“Ray usually does it,” Nicole said, looking at him.
“Yeah,” Ray said, “I do.”
But Nicole’s purse was in the bedroom, so she went in to retrieve it. “I could still see the cart,” she said.
“Could you see the woman?”
A long pause. She stared at the FBI agent, then down at her hands. “No,” she said finally. “I guess I couldn’t.”
“Could you hear anything?”
“I heard her moving plates and glasses.” Her voice cracked. “But I wasn’t really paying attention. I only had a twenty so I had to find Ray’s wallet.”
“How many plates did you hear her move? Did you hear the violin case open?”
“No!” she said. “I was looking for Ray’s wallet. I just heard him taking a shower.” Tears gleamed in her eyes, and she looked at her hands in her lap. Ray wanted to reach out, grab hers. Hug her tight.
“So what happened next?” Bill said. “Did you get his wallet?”
“Yeah. I found it and got five bucks.”
“Where was the wallet? Could you see the cart when you found it?”
“No,” she said, and now Ray could hear the panic in her voice. “His wallet—it was on the floor. It fell on the floor. Between the nightstand and the bed. I had to look for it. It was maybe thirty seconds, but I found it and gave it to her. Gave her the money.”
“Five dollars, you said before?”
“Yeah,” Nicole said. “It was only thirty seconds.”
“How did you know where his wallet was?”
“He always has it on the nightstand. Don’t you?” she appealed to Ray.
“Yeah,” he said, “I always put it on the nightstand at night.”
“But it wasn’t there,” Bill said to Ray, and then to Nicole, “so how did you know to look on the floor? Did you look through his coat first? Anywhere else it maybe could have been?”
“No,” Nicole said. “Why would I not look on the floor? Wouldn’t you? That’s normal. This whole thing is normal.” Now her voice was breaking. “I went into the bedroom, I came back out, I gave her the money, and she left. That’s it.”
“That’s not it,” Bill said. “Somewhere during that time, the violin disappeared.”
Nicole had been inching toward him, as if she could convince him by her proximity, but now she fell back in her chair as if her spine could no longer hold her up. “It was thirty seconds,” she repeated. “It was a minute.”
“Was it?”
“It couldn’t have been more than a few minutes.
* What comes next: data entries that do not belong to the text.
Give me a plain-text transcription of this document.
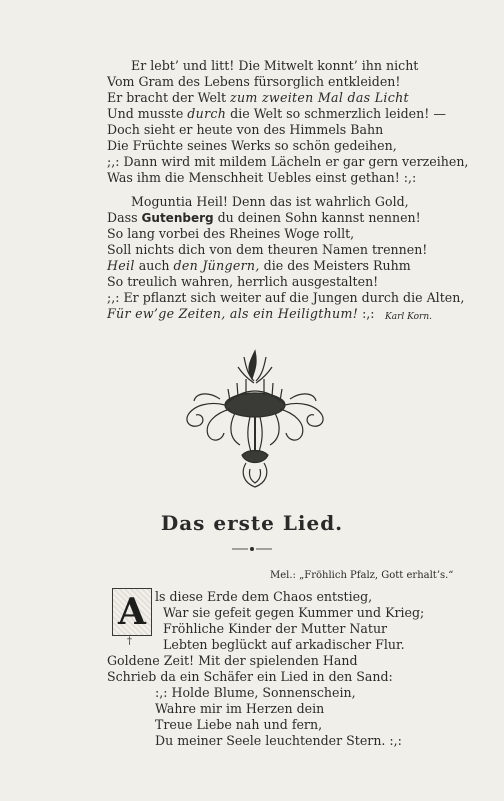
Er lebt’ und litt! Die Mitwelt konnt’ ihn nicht
Vom Gram des Lebens fürsorglich entkleiden!
Er bracht der Welt zum zweiten Mal das Licht
Und musste durch die Welt so schmerzlich leiden! —
Doch sieht er heute von des Himmels Bahn
Die Früchte seines Werks so schön gedeihen,
;,: Dann wird mit mildem Lächeln er gar gern verzeihen,
Was ihm die Menschheit Uebles einst gethan! :,:
Moguntia Heil! Denn das ist wahrlich Gold,
Dass Gutenberg du deinen Sohn kannst nennen!
So lang vorbei des Rheines Woge rollt,
Soll nichts dich von dem theuren Namen trennen!
Heil auch den Jüngern, die des Meisters Ruhm
So treulich wahren, herrlich ausgestalten!
;,: Er pflanzt sich weiter auf die Jungen durch die Alten,
Für ew’ge Zeiten, als ein Heiligthum! :,: Karl Korn.
Das erste Lied.
Mel.: „Fröhlich Pfalz, Gott erhalt’s.“
A
†
ls diese Erde dem Chaos entstieg,
War sie gefeit gegen Kummer und Krieg;
Fröhliche Kinder der Mutter Natur
Lebten beglückt auf arkadischer Flur.
Goldene Zeit! Mit der spielenden Hand
Schrieb da ein Schäfer ein Lied in den Sand:
:,: Holde Blume, Sonnenschein,
Wahre mir im Herzen dein
Treue Liebe nah und fern,
Du meiner Seele leuchtender Stern. :,:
Three. Five, tops.”
“She probably swapped out the violin in less than a minute. Stashed it underneath the cart. It would have taken her seconds.”
Because the violin, all this time, lay casually in its unlocked case across the chair closest to the wall. The cart would have blocked Nicole’s view of it.
Ray remembered seeing the violin case there when he went to grab breakfast. He’d been slightly surprised, because he usually left it in the bedroom, but the night before they’d all had a bit too much to drink. He’d probably come in, laid the violin on the chair, and collapsed into bed without thinking.
“So she had the opportunity to swap the violin for the shoe,” Bill Soames confirmed.
For a moment no one said anything. Nicole sniffed—a tiny sound, but it seemed very loud in the silence.
“I’m not saying this is what happened,” Bill said, “but it seems very possible.”
“You mean it’s my fault,” Nicole said flatly.
“I didn’t say that.”
“You’re damn right you didn’t say that,” Ray said. “It’s not her fault.”
“It’s not a question of fault,” Bill said. “It’s just a question of opportunity. This was an opportunity, and it’s possible that the woman took advantage of it.”
“All the stars must have had to be aligned perfectly in order for her to pull this off,” Ray said.
Bill Soames shrugged. “You’d be surprised. A lot of crimes really boil down to moments of opportunity. This woman may have been coming by, delivering your breakfast, a bunch of times, with the shoe and the ransom note in her cart. She finally got lucky.”
Ray squeezed Nicole’s hand. Maybe now his luck would change.
* * *
—
He spent the evening practicing, even though it still felt traitorous to be playing the Lehman. Stradivarius violins were unique. They commanded a mystique unlike any other instrument, with what many believed to be the purest, most extraordinary sound a violin could make. But the power and pull of the violin went well beyond its sound and its beauty: his own violin was in his blood, in the pulse that beat in his wrists and temples.